Der Sachverhalt:
Zwei in Österreich ansässige Kapitalgesellschaften - später zur Klägerin verschmolzen - waren Kommanditisten einer deutschen KG und zugleich Gesellschafter der Komplementärin, einer deutschen GmbH. Sie brachten ihre Anteile an der KG im Wege der Sacheinlage gegen Gewährung von Gesellschaftsanteilen zum Buchwert in die GmbH ein. Das Finanzamt setzte demgegenüber den Teilwert an und deckte damit die stillen Reserven auf ("Entstrickung"). Dies alles geschah auf der Grundlage von § 20 Abs. 3 u. Abs. 4 UmwStG 1995, weil Deutschland das Besteuerungsrecht hinsichtlich des Gewinns aus einer Veräußerung der erlangten GmbH-Anteile verliere. Nach dem Doppelbesteuerungsabkommen stehe dieses Recht Österreich als dem Ansässigkeitsstaat der GmbH-Gesellschafter Österreich zu.
Um diesen Vorbehalt hatte sich in der Fachliteratur ein heftiger Streit entwickelt, sodass auch nach der EuGH-Entscheidung ungewiss erschien, ob die Regelung unionsrechtswidrig ist oder nicht. Das FG gab der vorliegenden Klage statt. Die Revision zum BFH wurde nicht zugelassen.
Die Gründe:
Der angegriffene Feststellungsbescheid war rechtswidrig, soweit darin ein Veräußerungsgewinn für den hier streitigen Einbringungsvorgang unter Berücksichtigung des Teilwertes nach Maßgabe von § 20 Abs. 3 i.V.m. Abs. 4 UmwStG 1995 anstelle des Buchwerts festgestellt worden war.
Die Sofortbesteuerung war unionsrechtswidrig, weil Deutschland tatsächlich nicht jedes Besteuerungsrecht an den stillen Reserven des eingebrachten Betriebsvermögens verloren hat. Aus der Einbringung zu Buchwerten resultiert grundsätzlich eine doppelte Steuerverstrickung und zwar des eingebrachten Betriebsvermögens bei der Kapitalgesellschaft sowie der einbringungsgeborenen Anteile des Anteilseigners.

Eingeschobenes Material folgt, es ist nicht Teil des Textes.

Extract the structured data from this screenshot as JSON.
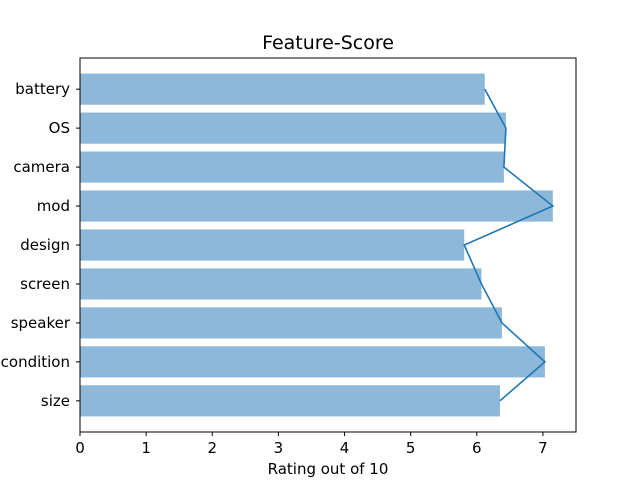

Während Deutschland kein Besteuerungsrecht an den einbringungsgeborenen Anteilen erlangt, unterliegen ihrem Besteuerungszugriff weiterhin die stillen Reserven im eingebrachten Betriebsvermögen, d.h. an dem durch den Einbringungsvorgang "angereicherten" Betriebsvermögen der Kapitalgesellschaft. Die dort vorhandenen stillen Reserven unterliegen unzweifelhaft weiterhin der deutschen Besteuerung.
Der Senat und mit ihm das weit überwiegende Schrifttum versteht den EuGH in der Weise, dass es für die Frage des Fortbestehens des Besteuerungsrechts auf die sachliche Steuerpflicht, d.h. die mögliche Fortführung der Buchwerte bei der aufnehmenden Gesellschaft ankommt. Dem EuGH reicht die Verhaftung der stillen Reserven durch den Ansatz des Buchwertes bei der übernehmenden Gesellschaft aus. Die einmalige Erfassung der stillen Reserven soll gewährleistet sein, ohne dass es darauf ankommt, dass es gerade derselbe Steuerpflichtige ist, bei dem diese besteuert werden.
Diese Betrachtung korrespondiert auch mit der Systematik der Richtlinie 90/433/EWG des Rates vom 23.7.1990 über das gemeinsame Steuersystem für Fusionen, Spaltungen, die Einbringung von Unternehmensteilen und den Austausch von Anteilen, die Gesellschaften verschiedener Mitgliedstaaten betreffen (Fusionsrichtlinie), die bei grenzüberschreitenden Umstrukturierungen grundsätzlich nicht die Verdoppelung der stillen Reserven auf der Ebene der Gesellschaft und der Ebene der Gesellschafter verlangt bzw. sie mit der Fusionsrichtlinie für unvereinbar hält.